Quant à la Sainte-Chapelle, on ne se lasse pas de rappeler qu’elle a été édifiée pour abriter les reliques de la Passion achetées très cher par Saint Louis, venues à dos de mulet depuis Venise, réceptionnées et expertisées à Sens avant la dernière étape en barque sur l’Yonne et la Seine, saluées par une foule bigrement impressionnée. Et on se prend alors à rêver de toutes les histoires et de tous les récits que raconte ou sous-tend ce musée.

La salle 11 abrite une rose d’or offerte jadis par le pape Jean XXII pour le quatrième dimanche du Carême, pourquoi pas. Elle a été achetée en 1854 au trésor de la cathédrale de Bâle pour enrichir les collections du musée de Cluny et ce fut un achat judicieux à en juger par la finesse de la branche, des tiges, des feuilles, des corolles, et par le bouton de verroterie bleue qui aurait remplacé un saphir. À sa manière, la rose d’or pourrait illustrer le faux débat souvent hypocrite sur les origines chrétiennes de la France, bien résumé par Paul Veyne : ce n’est pas le christianisme qui est à l’origine ni à la racine de la France et la religion n’en est pas la « matrice », plus simplement une composante.

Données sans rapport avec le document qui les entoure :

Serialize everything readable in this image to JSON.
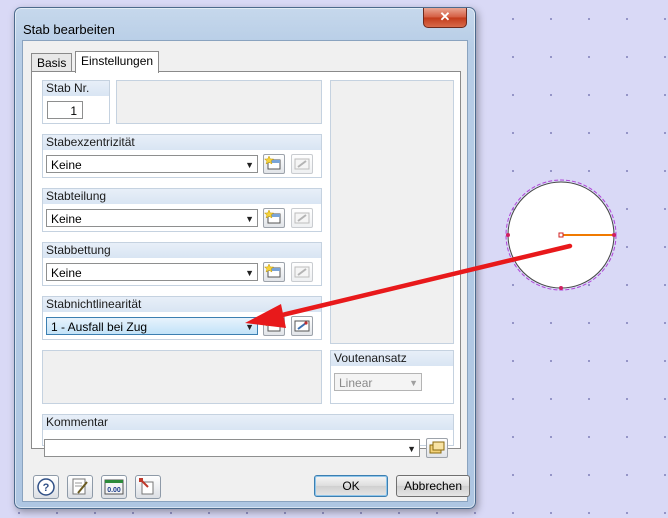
{
  "window": {
    "title": "Stab bearbeiten",
    "close_label": "✕"
  },
  "tabs": [
    {
      "label": "Basis",
      "active": false
    },
    {
      "label": "Einstellungen",
      "active": true
    }
  ],
  "stab_nr": {
    "label": "Stab Nr.",
    "value": "1"
  },
  "stabexzentrizitaet": {
    "label": "Stabexzentrizität",
    "selected": "Keine"
  },
  "stabteilung": {
    "label": "Stabteilung",
    "selected": "Keine"
  },
  "stabbettung": {
    "label": "Stabbettung",
    "selected": "Keine"
  },
  "stabnichtlinearitaet": {
    "label": "Stabnichtlinearität",
    "selected": "1 - Ausfall bei Zug"
  },
  "voutenansatz": {
    "label": "Voutenansatz",
    "selected": "Linear"
  },
  "kommentar": {
    "label": "Kommentar",
    "value": ""
  },
  "footer": {
    "ok_label": "OK",
    "cancel_label": "Abbrechen"
  },
  "colors": {
    "arrow": "#e8191b",
    "member_line": "#f07a00",
    "background": "#d9d9f6"
  }
}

À l’étage, on est accueilli par Saint Pantaléon comme dans l’église vénitienne du quartier de Dorsoduro. Mémorable, moins par le plafond presque aussi vaste qu’un terrain de football, même si le peintre y a passé vingt-cinq ans de sa vie et s’y est tué à la tâche, que par la toile de Véronèse. Un double miracle y advient : la guérison d’un enfant et la peinture elle-même. Ici, notre Pantaléon est plus jeune ; il est du XIIIe siècle et il tient dans sa main droite ce qui pourrait être un scalpel ; sur les neuf boutons de sa veste, qui sont des carrés vert péridot et des ronds bleu azur, il en manque quatre.

Non loin, un panneau évoque très opportunément le style « international » de l’art français au XVe siècle, le situant après la défaite d’Azincourt, dans le contexte d’affaiblissement de la France que le traité de Troyes promet à un roi anglais (Henry V qui dira sous peu : « il faut, moi et mon cœur, que nous délibérions un instant »). Beaucoup d’images sont liées à cette détresse qui pousse les individus vers les saints et les reliques, empruntant aux formes gothiques et à la nouvelle conscience de l’espace italienne. Le tableau reliquaire de la Crucifixion en émail bleu et à bordure gemmée en témoigne. Pour autant, pas de danse macabre à Cluny, comme par exemple à Pinzolo, dans la région de Trente, cet extraordinaire enlacement de la mort et de l’évêque, au premier tiers du XVIe siècle.

La balade continue, scandée par les surprises que nous réservent des kyrielles d’objets dans des vitrines. Au passage, je remarque un pied reliquaire qui a un petit côté surréaliste avec l’inscription en latin CI DEDANS EST LE PIED DE SAINT ADALHARD, ABBE. Renseignement pris, Adalard était un cousin de Charlemagne, homme de guerre, d’église, de gouvernement et de lettres, ce qui fait beaucoup, et saint patron des jardiniers.

La salle 18 est dévolue aux armes en général et aux targes en particulier (qui sont donc des boucliers, je le vois bien, mais je ne connaissais pas le mot) en carton et cuir peints ; une main du prophète brandissant un sabre, pour l’une ; une à décor de croissant islamique, pour une autre ; une troisième, à la hongroise, destinée aux cavaliers légers, a une forme asymétrique qui protège la partie gauche du corps, puisque la droite porte une lance, et qui protège aussi la nuque ; je me rappelle soudain la fin du film Robin des Bois où le méchant sir Godfrey a le cou traversé par une flèche. Une cotte de mailles aux anneaux à grain d’orge brille dans un coin ; nous avons vu la même, ou à peu près, au musée de l’Ermitage à Saint-Pétersbourg.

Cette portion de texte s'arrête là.